'Right to Privacy' opens door for data protection law
The Supreme Court ruling on ‘Right to Privacy’ highlighted several key facets of privacy including informational privacy in the digital age. The judgement urged the Government to quickly bring-in data protection law to ensure the privacy of citizens as there might be potential implications for data collected by firms in finance, e-commerce and app developers.
As stated in 'Right to Privacy' Judgement on data regulation that,
‘ The formulation of data protection is a complex exercise which needs to be undertaken by the State after a careful balancing of privacy concerns and legitimate State interests, including public benefit arising from scientific and historical research based on data collected and processed.’
It was also suggested to seek guidance from the European Union Regulation of 2016 of the European Parliament and of the Council of 27 April 2016 on the protection of natural persons for the purposes of processing of personal data and on the free movement of such data.
Also, the ruling specified that ‘the State must ensure that information is not used without the consent of users and that it is used for the purpose and to the extent, it was disclosed. Thus, for e.g., if the posting on social media websites is meant only for a certain audience, which is possible as per tools available, then it cannot be said that all and sundry in public have a right to somehow access that information and make use of it.’
The ruling also pushed enactment of ‘Privacy Act’ and its status is still awaited. This will be preceded by the Privacy Bill of the year of 2005 and there seem to be little progress on the matter.
The ruling mentions that , ‘It was only in the course of the hearing that we were presented with an office memorandum of the Ministry of Electronics and Information Technology dated 31.7.2017, through which a Committee of Experts had been constituted to deliberate on a data protection framework for India, under the Chairmanship of Mr. Justice B.N. Srikrishna, former Judge of the Supreme Court of India, in order to identify key data protection issues in India and recommend methods of addressing them.’
The nine judge bench of apex court gave historic verdict determining the issue of privacy ranging from – Aadhar, civil liberties, gay rights to use of personal data by e-commerce, financial, banks and other firms. Also, they got together to determine whether privacy is a constitutionally protected value or not.
The order of the court stated, ‘the right to privacy is protected as an intrinsic part of the right to life and personal liberty under Article 21 and as a part of the freedoms guaranteed by Part III of the Constitution’.

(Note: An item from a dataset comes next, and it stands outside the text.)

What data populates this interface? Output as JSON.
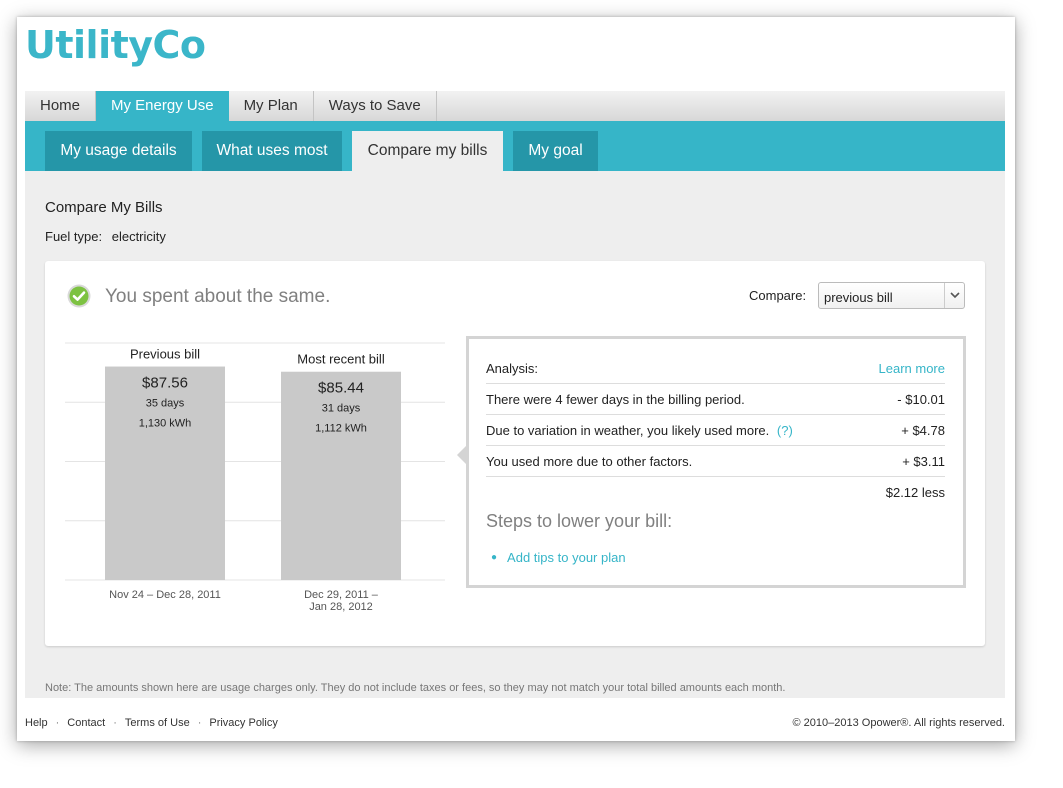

Right not absolute - restrictions imposed
As observed in earlier privacy cases, the apex court did not observe right to privacy as an absolute right. Falling in part III of the Constitution, Right to Privacy is dependent upon several variable factors and hence would be subject to certain restrictions on its exercise as the fundamental right. Judgement states, ‘National security would thus be an obvious restriction, so would the provisos to different fundamental rights, dependent on where the right to privacy would arise. The Public interest element would be another aspect.’